The standard material processor uses the ModelTextureProcessor (Texture (Model, DXT, mipmapped) - XNA Framework) to process all textures found on the Textures property of the MaterialContent object that was passed in as input to the processor. The model texture processor applies DXT1 compression to all textures. Therefore, it might be better to not use this processor for game assets with compressed textures. Instead, the standard texture processor, which does no compression, could be used. To implement this, you would need to develop two custom processors. The first, called NoCompressionMaterialProcessor, extends the standard material processor and modifies the BuildTexture function to use TextureProcessor instead of the model texture processor. The following code demonstrates this approach.
[ContentProcessor]
class NoCompressionMaterialProcessor : MaterialProcessor
{
protected override ExternalReference<TextureContent> BuildTexture( string textureName,
ExternalReference<TextureContent> texture, ContentProcessorContext context )
{
return context.BuildAsset<TextureContent, TextureContent>( texture, "TextureProcessor" );
}
}
In this code, ExternalReference objects signify assets that are shared between multiple classes. For example, multiple materials can all use the same diffuse texture. If an external reference is used, the content manager loads only one copy of the texture at run time. Therefore, the texture is built only once, no matter how many references are made to it.

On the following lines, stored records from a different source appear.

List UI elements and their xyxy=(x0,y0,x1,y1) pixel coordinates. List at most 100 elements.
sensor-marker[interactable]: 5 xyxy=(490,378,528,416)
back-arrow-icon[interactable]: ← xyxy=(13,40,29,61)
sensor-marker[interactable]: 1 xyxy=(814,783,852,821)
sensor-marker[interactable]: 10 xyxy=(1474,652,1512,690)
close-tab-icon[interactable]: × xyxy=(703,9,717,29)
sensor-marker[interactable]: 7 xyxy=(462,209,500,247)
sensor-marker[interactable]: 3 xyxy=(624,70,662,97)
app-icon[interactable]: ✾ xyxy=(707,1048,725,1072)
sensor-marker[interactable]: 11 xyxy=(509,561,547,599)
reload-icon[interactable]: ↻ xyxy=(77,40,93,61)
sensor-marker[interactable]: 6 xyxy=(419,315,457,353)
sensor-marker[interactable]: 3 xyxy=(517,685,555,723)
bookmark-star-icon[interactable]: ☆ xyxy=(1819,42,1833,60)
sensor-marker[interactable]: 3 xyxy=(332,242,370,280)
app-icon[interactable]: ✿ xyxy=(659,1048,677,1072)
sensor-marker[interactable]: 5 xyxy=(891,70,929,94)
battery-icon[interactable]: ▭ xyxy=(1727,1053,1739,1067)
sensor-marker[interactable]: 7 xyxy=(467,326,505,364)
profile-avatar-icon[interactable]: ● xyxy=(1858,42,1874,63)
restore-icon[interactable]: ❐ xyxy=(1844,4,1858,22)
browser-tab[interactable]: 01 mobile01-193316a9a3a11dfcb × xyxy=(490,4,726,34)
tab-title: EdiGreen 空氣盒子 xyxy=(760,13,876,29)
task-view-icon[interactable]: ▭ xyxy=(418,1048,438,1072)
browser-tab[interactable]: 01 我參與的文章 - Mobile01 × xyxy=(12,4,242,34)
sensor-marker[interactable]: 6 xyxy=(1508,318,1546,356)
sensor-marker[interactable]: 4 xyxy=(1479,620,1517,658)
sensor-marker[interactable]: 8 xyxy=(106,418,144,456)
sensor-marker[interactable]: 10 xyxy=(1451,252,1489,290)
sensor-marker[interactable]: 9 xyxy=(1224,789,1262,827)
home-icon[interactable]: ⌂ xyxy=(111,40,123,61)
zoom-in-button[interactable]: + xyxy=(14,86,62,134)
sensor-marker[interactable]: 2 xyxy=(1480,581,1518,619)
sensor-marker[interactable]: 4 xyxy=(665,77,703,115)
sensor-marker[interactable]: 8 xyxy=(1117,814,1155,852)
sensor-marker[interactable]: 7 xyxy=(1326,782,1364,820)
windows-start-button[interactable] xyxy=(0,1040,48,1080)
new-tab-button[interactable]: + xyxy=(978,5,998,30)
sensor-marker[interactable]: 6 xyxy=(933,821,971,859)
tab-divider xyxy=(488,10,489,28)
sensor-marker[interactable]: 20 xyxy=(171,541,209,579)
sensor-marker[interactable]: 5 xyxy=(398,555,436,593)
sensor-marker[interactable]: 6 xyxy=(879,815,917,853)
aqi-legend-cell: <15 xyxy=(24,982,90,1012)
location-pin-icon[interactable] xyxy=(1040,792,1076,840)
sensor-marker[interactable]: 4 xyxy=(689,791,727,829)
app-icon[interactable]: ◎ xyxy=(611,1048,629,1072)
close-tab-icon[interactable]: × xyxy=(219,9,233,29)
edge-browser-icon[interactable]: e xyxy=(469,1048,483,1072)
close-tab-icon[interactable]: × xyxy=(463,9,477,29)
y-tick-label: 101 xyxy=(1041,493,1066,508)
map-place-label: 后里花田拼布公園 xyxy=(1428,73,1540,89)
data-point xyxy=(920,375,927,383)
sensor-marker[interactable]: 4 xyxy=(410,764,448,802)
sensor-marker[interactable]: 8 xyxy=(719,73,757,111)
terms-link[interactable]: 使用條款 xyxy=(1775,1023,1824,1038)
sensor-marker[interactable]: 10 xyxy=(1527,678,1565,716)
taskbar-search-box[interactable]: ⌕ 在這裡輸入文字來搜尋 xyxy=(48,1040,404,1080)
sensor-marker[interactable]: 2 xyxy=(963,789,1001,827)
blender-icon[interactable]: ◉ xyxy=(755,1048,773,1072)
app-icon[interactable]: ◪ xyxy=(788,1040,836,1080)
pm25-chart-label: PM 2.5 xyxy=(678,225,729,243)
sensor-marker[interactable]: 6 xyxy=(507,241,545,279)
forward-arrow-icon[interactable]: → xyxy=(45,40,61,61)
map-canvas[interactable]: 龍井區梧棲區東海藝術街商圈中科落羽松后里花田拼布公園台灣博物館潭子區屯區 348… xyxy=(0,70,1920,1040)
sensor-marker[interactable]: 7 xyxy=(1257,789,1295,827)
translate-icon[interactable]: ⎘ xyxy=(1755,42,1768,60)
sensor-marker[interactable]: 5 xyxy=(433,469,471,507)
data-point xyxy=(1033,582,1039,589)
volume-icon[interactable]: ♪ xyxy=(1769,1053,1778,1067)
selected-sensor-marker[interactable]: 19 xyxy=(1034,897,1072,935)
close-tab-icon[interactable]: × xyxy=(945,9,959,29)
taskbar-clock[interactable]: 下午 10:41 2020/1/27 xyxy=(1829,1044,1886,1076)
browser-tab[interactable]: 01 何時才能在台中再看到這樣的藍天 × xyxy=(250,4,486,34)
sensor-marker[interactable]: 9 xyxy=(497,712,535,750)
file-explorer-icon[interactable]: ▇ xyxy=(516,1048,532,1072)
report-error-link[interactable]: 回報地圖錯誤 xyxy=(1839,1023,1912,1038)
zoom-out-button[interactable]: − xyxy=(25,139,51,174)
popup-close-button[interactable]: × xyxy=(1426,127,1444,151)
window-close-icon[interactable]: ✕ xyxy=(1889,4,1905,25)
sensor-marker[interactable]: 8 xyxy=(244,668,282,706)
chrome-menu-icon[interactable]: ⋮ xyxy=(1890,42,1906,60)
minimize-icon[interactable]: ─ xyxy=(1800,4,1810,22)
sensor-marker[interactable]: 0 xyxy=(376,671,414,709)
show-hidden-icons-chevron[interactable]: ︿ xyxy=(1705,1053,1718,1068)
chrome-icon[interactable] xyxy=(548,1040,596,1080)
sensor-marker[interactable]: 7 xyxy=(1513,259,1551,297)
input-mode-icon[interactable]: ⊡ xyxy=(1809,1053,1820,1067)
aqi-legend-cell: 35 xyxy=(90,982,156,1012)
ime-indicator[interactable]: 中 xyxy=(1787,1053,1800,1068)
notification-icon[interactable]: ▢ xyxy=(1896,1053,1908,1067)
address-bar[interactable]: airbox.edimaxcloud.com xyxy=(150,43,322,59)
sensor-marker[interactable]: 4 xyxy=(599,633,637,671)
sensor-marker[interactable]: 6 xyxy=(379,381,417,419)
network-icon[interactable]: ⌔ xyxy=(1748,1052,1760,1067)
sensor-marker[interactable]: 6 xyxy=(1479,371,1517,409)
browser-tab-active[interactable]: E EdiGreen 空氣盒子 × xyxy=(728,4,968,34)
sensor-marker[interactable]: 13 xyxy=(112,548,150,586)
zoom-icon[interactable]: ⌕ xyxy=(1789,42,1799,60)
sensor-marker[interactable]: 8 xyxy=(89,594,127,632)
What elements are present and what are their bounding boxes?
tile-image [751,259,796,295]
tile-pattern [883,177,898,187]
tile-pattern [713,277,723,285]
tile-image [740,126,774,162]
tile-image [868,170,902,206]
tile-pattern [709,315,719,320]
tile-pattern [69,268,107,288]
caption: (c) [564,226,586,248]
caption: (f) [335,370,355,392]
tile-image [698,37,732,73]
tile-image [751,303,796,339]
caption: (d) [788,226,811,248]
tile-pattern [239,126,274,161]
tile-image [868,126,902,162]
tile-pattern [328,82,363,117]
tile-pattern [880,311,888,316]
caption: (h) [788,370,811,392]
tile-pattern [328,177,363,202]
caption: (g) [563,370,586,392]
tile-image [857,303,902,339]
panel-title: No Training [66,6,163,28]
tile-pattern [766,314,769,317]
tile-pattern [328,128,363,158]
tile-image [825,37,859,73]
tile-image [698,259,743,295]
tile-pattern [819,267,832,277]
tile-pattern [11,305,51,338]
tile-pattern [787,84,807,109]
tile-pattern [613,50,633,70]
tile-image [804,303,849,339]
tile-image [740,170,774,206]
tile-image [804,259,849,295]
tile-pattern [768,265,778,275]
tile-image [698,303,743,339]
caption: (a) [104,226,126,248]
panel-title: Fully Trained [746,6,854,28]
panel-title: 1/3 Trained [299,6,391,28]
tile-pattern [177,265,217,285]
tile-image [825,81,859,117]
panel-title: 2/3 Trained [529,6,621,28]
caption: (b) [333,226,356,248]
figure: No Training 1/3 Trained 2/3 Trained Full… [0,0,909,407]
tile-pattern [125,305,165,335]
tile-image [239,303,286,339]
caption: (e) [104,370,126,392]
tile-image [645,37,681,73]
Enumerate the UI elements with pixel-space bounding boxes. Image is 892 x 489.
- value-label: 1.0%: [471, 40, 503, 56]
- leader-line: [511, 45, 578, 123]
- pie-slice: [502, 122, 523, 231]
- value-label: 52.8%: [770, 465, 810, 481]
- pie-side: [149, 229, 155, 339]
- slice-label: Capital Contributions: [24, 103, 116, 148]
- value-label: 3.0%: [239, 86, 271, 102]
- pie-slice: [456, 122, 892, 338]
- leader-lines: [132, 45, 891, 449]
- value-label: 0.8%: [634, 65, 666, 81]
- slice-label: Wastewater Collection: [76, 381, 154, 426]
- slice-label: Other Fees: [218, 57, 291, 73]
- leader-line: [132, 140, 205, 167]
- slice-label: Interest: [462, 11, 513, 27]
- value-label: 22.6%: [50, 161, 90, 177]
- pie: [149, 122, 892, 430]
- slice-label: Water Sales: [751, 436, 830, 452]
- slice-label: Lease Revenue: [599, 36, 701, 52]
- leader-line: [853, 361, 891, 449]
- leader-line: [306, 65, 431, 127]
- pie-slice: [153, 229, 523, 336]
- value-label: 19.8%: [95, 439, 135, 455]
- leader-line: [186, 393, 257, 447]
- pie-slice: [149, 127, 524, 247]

Continuing with the discussion of the previous code example, the ContentProcessorContext class is the main path of communication with the content pipeline. Calling BuildAsset causes the content (referred to by the texture parameter) to be built sometime during the build process of the game.
Note
The textureName parameter, passed to the BuildTexture call, is not used in this example, but could be if the user wanted to process each texture differently depending on its usage (normal maps, and so on).
The second processor of this example is derived from ModelProcessor and extends the ConvertMaterial method to convert all MaterialContent objects passed as input to the ModelProcessor.Process call. The following code demonstrates this approach.
[ContentProcessor]
class NoCompressionModelProcessor : ModelProcessor
{
protected override MaterialContent ConvertMaterial(
MaterialContent material, ContentProcessorContext context )
{
return context.Convert<MaterialContent, MaterialContent>(
material, "NoCompressionMaterialProcessor" );
}
}
This processor differs from the previous processor NoCompressionMaterialProcessor, because it does not use ExternalReference classes. The MaterialContent objects used in this processor are not external references. They are actual objects of type MaterialContent, loaded into memory. Therefore, the Convert function is used instead of BuildAsset. In addition, because they are not external references they are not shared between multiple models, as a texture might be.